On Jan15, 2014, at 11:20 , Pavel Stehule <pavel.steh...@gmail.com> wrote:
> 2014/1/15 Marko Tiikkaja <ma...@joh.to>
> On 1/15/14 7:07 AM, Florian Pflug wrote:
> On Jan15, 2014, at 01:34 , Marko Tiikkaja <ma...@joh.to> wrote:
> It's me again, trying to find a solution to the most common mistakes I make.  
> This time it's accidental shadowing of variables, especially input variables. 
>  I've wasted several hours banging my head against the wall while shouting 
> "HOW CAN THIS VARIABLE ALWAYS BE NULL?".  I can't believe I'm the only one.  
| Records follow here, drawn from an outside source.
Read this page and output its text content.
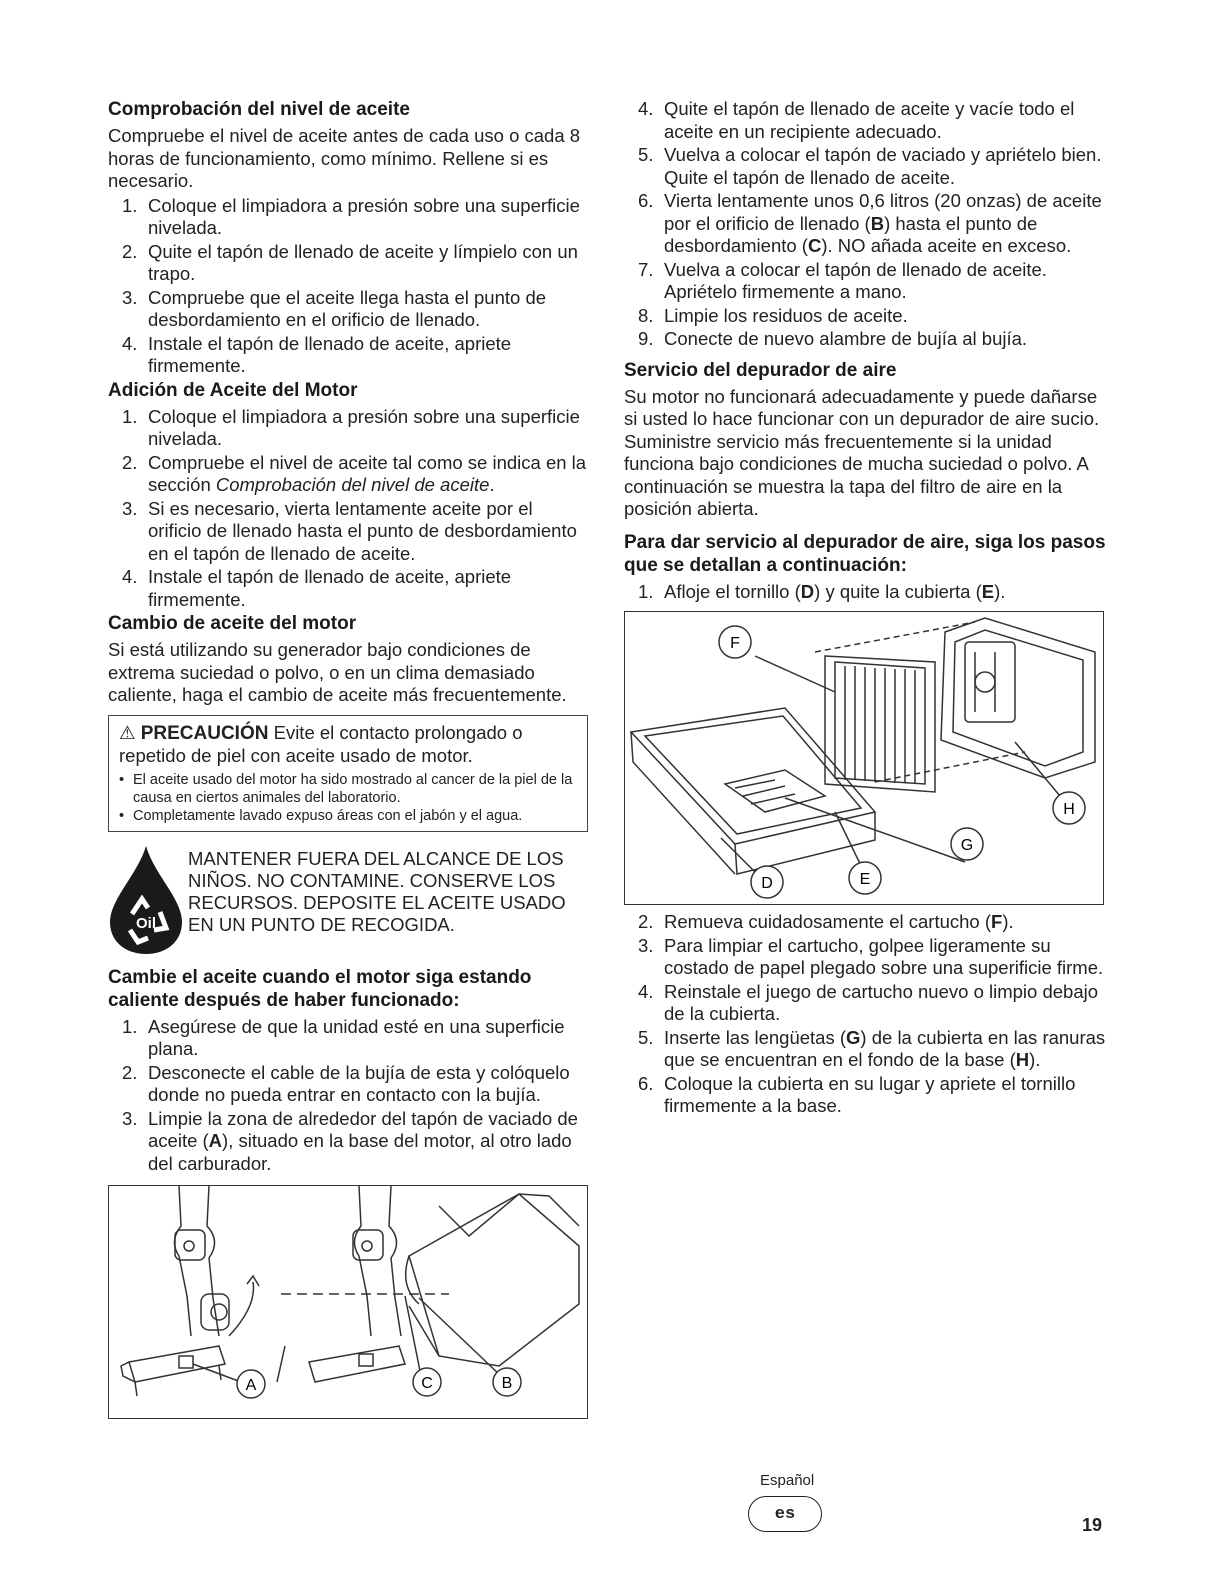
Comprobación del nivel de aceite

Compruebe el nivel de aceite antes de cada uso o cada 8 horas de funcionamiento, como mínimo. Rellene si es necesario.

1. Coloque el limpiadora a presión sobre una superficie nivelada.
2. Quite el tapón de llenado de aceite y límpielo con un trapo.
3. Compruebe que el aceite llega hasta el punto de desbordamiento en el orificio de llenado.
4. Instale el tapón de llenado de aceite, apriete firmemente.
Adición de Aceite del Motor
1. Coloque el limpiadora a presión sobre una superficie nivelada.
2. Compruebe el nivel de aceite tal como se indica en la sección Comprobación del nivel de aceite.
3. Si es necesario, vierta lentamente aceite por el orificio de llenado hasta el punto de desbordamiento en el tapón de llenado de aceite.
4. Instale el tapón de llenado de aceite, apriete firmemente.
Cambio de aceite del motor

Si está utilizando su generador bajo condiciones de extrema suciedad o polvo, o en un clima demasiado caliente, haga el cambio de aceite más frecuentemente.

⚠ PRECAUCIÓN Evite el contacto prolongado o repetido de piel con aceite usado de motor.
• El aceite usado del motor ha sido mostrado al cancer de la piel de la causa en ciertos animales del laboratorio.
• Completamente lavado expuso áreas con el jabón y el agua.
Oil
MANTENER FUERA DEL ALCANCE DE LOS NIÑOS. NO CONTAMINE. CONSERVE LOS RECURSOS. DEPOSITE EL ACEITE USADO EN UN PUNTO DE RECOGIDA.
Cambie el aceite cuando el motor siga estando caliente después de haber funcionado:
1. Asegúrese de que la unidad esté en una superficie plana.
2. Desconecte el cable de la bujía de esta y colóquelo donde no pueda entrar en contacto con la bujía.
3. Limpie la zona de alrededor del tapón de vaciado de aceite (A), situado en la base del motor, al otro lado del carburador.
A	C	B
4. Quite el tapón de llenado de aceite y vacíe todo el aceite en un recipiente adecuado.
5. Vuelva a colocar el tapón de vaciado y apriételo bien. Quite el tapón de llenado de aceite.
6. Vierta lentamente unos 0,6 litros (20 onzas) de aceite por el orificio de llenado (B) hasta el punto de desbordamiento (C). NO añada aceite en exceso.
7. Vuelva a colocar el tapón de llenado de aceite. Apriételo firmemente a mano.
8. Limpie los residuos de aceite.
9. Conecte de nuevo alambre de bujía al bujía.
Servicio del depurador de aire

Su motor no funcionará adecuadamente y puede dañarse si usted lo hace funcionar con un depurador de aire sucio. Suministre servicio más frecuentemente si la unidad funciona bajo condiciones de mucha suciedad o polvo. A continuación se muestra la tapa del filtro de aire en la posición abierta.

Para dar servicio al depurador de aire, siga los pasos que se detallan a continuación:
1. Afloje el tornillo (D) y quite la cubierta (E).
F
H
G
D	E
2. Remueva cuidadosamente el cartucho (F).
3. Para limpiar el cartucho, golpee ligeramente su costado de papel plegado sobre una superificie firme.
4. Reinstale el juego de cartucho nuevo o limpio debajo de la cubierta.
5. Inserte las lengüetas (G) de la cubierta en las ranuras que se encuentran en el fondo de la base (H).
6. Coloque la cubierta en su lugar y apriete el tornillo firmemente a la base.
Español
es
19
> To give you a rough idea on how it works:
> 
> I like this, but think that the option should be just called plpgsql.warnings 
> or plpgsql.warn_on and accept a list of warnings to enable.
> 
> Hmm.  How about:
> 
>   plpgsql.warnings = 'all' # enable all warnings, defauls to the empty list, 
> i.e. no warnings
>   plpgsql.warnings = 'shadow, unused' # enable just "shadow" and "unused" 
> warnings
>   plpgsql.warnings_as_errors = on # defaults to off?
> 
> This interface is a lot more flexible and should address Jim's concerns as 
> well.
> 
> In this context is not clean if this option is related to plpgsql compile 
> warnings, plpgsql executor warnings or general warnings.
> 
> plpgsql.compile_warnings = "disabled", "enabled", "fatal"

This makes no sense to me - warnings can just as well be emitted during 
execution. Why would we distinguish the two? What would that accomplish?